Oleh Bude Binda
Judul : Cinta di Dalam Gelas
Penulis : Andrea Hirata
Penerbit : Bentang
Tahun terbit: 2012
Tebal buku : 264
Membaca novel Andrea Hirata artinya siap terhibur, tersenyum bahkan tertawa sekaligus dibuat sedih sampai keluar air mata. Itu saya alami saat membaca tetraloginya "Laskar Pelangi", "Sang Pemimpi", "Edensor", dan "Maryamah Karpov". Rupanya ramuan kata-kata yang mengaduk perasaan pembaca itu masih menjadi resep ampuh Andrea Hirata dalam novelnya "Cinta di Dalam Gelas".
Jika tetraloginya keempat novel itu telah berhasil saya miliki, namun untuk novel dwiloginya ini saya membaca koleksi milik perpustakaan daerah/perpusda atau nama resminya Perpustakaan Umum Banjarnegara. Novel ini menjadi dwiloginya dengan novel bagian pertama " Padang Bulan". Dua-duanya masih bertokoh aku Ikal, sama seperti Ikal di tetralogi. Yang menjadi tokoh utama di novel ini Enong atau Maryamah. Maryamah diceritakan seorang gadis yatim yang ditinggal mati ayahnya. Dalam novel sebelumnya diceritakan tentang pasangan ayah ibu Enong Syalimah dan Zamzani. Bahkan yang menjadi judul novel pun tentang cinta Syalimah kepada Zamzani yang diibaratkan segelas kopi yang diseduh dengan penuh kasih sayang. Segelas kopi yang menggambarkan cinta. Termasuk cinta Zamzani diekspresikan dengan memotong kuku-kuku Syalimah saat duduk-duduk di beranda rumah. Duh perbuatan sederhana nan romantis.

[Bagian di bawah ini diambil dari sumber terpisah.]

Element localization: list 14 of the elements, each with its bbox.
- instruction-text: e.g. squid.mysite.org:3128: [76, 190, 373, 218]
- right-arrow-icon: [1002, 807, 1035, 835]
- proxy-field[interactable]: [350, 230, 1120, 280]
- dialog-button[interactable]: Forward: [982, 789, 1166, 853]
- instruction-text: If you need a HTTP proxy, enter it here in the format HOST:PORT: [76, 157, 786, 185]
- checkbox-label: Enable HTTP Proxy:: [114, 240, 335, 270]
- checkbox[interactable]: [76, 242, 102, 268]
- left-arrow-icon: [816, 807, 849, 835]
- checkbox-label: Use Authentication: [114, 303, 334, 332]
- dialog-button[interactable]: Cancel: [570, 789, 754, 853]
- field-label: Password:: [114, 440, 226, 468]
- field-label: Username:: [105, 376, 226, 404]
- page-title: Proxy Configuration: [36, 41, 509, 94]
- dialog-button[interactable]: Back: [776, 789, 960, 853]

Kembali ke Enong, dia seorang gadis yang setelah ayahnya meninggal mau menjadi kuli tambang. Pergi ke sungai membawa cangkul dan berebut lahan timah dengan penambang laki-laki demi menghidupi ibu dan adik-adiknya. Kerja keras yang tak lazim itu membuat tubuhnya kekar, tangan penuh kapal, dan kukunya menghitam. Dia berhenti sekolah, padahal semangat belajarnya sangat tinggi terutama belajar Bahasa Inggris.
Rupanya walau sambil bekerja Enong tidak melupakan keinginannya untuk mahir berbahasa Inggris. Dia pun rajin mengikuti kursus di kota seminggu sekali. Walau usianya lebih tua dari peserta kursus lain dia tak peduli. Enong juga mempunyai sahabat pena dengan sesama penyuka Bahasa Inggris.
Cerita mulai bergulir saat ada kejuaraan catur memperingati hari kemerdekaan tujuh belas Agustus. Enong yang pernah menikah dengan Matarom demi menyenangkan hati ibunya karena adik-adiknya telah menikah semua. Rupanya nasib baik tak berpihak pada Enong, Matarom tak seperti ayahnya yang penyayang. Matarom telah memiliki istri lain dan perlakuannya pada Enong buruk. Akhirnya mereka bercerai dengan sakit hati yang ditanggung Enong. Namun Enong sangat kuat, dia hanya bersedih satu malam saja, menangis namun esok harinya sudah mulai lagi bekerja menambang timah.